Much of what went into this ultra safe thriller is generic and predictable. Director Heitor Dhalia and screenwriter Allison Burnett build very little tension or suspense. We simply follow Jill to her job and then back to her home where her sister has gone missing. The rest of the plot is so far-fetched and ill conceived that it is hard to take any of the proceedings too seriously. Do they expect us to believe – no matter how desperate she is – Amanda Seyfried could outrun police in a car chase? Each clue is blatantly obvious and the “surprises” are few and far between. Hell, there is even the old cat jumping out of a closet scare to make the audience jump. Who are they trying to scare with that? Even younger audiences won’t be all that terrified when Garfield gives his menacing “meow.”
As by the books and thrill-less as this is, it isn’t as bad as it could have been. First off, you can’t help but root for Seyfried, especially when the moronic cops don’t even bother checking her story. Even with the coolness of Michael Pare as the Lieutenant, these officers of the law were worthless. Yet Seyfried’s performance is convincing enough to charm the hell out of you, even if her adventures are utterly implausible. Also quite good is Wickersham as Molly. She is incredibly likable and her relationship with Jill was shockingly effective.
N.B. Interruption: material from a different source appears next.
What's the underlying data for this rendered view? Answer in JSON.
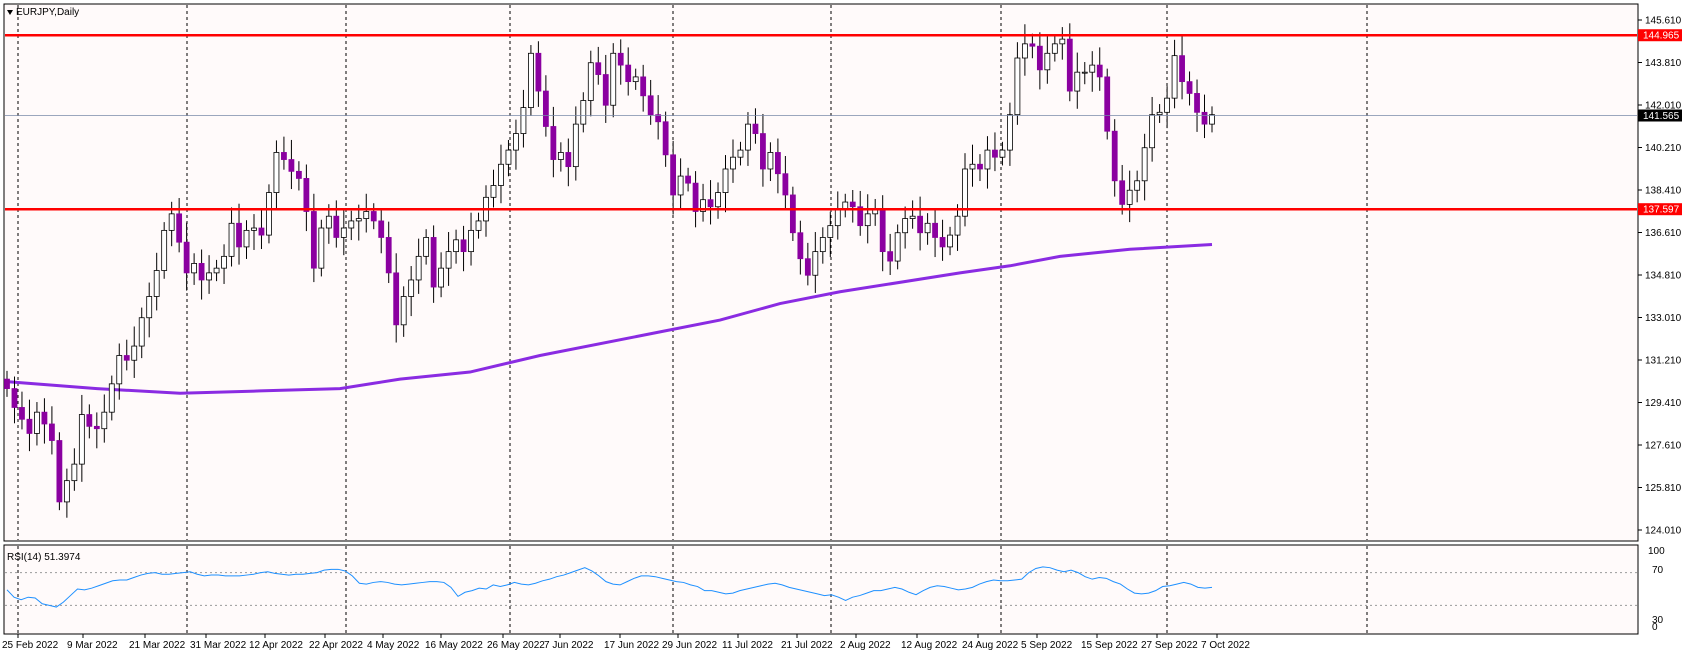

Of course she’d better be worth caring for if her sister would be willing to risk everything to track her down – the killer tends to keep the victims until night falls so time is of the essence.
Besides a couple of decent cast member including Jennifer Carpenter (“Dexter”) and Wickersham, there is one other thing that I appreciated about GONE. A couple of the choices our heroine makes at the end of the film are unusual for this kind of thriller. It is not nearly as safe and PC as one would expect. Not that this is a great ending thanks to a ridiculously anti-climatic finale, but hey, at least it didn’t wimp out as much as it could have. If you happen to be a fan of the lovely Amanda Seyfried, then maybe you should hope she chooses some better films. However, if you have nothing better to do, this might be worth checking out as a cheapo DVD rental. It might even end up as a dumb and goofy guilty pleasure.